401k's are a lot like a bunch of ranchers granting their herds 0.01% of their Cattle futures portfolios.
Less hyperbolic - the existence of large pools of capital without a voice on the boards is partly responsible for the management-led short-termism mess we're in.
Only if it's still high when you go to retire. It probably will not still be high when you go to retire, because the very act of many people drawing on their stock portfolios to fund retirement will put downward pressure on stock prices.

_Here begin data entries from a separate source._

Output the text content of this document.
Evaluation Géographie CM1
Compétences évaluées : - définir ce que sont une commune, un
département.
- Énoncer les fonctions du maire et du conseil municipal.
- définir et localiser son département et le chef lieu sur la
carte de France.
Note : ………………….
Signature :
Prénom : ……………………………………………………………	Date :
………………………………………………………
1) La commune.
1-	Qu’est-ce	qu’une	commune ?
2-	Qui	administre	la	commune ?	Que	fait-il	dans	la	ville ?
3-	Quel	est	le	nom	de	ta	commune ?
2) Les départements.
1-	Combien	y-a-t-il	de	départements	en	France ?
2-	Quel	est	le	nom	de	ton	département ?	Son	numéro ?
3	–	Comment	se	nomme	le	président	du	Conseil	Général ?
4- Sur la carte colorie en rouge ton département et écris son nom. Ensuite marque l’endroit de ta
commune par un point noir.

Ironically, if you happen to have made lots of money in the stock market over the last 10-15 years, your best strategy may be to retire now, mid-career, even if you don't have enough to last the rest of your life. Basically you're arbitraging the large labor force of today to fund your time off through high stock values. Then when the market crashes, the recovery will likely be in all-new firms in all-new industries, so you reinvent yourself to capitalize on the labor shortage then. Or even better, start one of those new firms and capitalize on all the workers who need to go back to work because they can't afford their retirements.
You can't do that with a 401k, though, it'd have to be a taxable investment account that you can withdraw at will.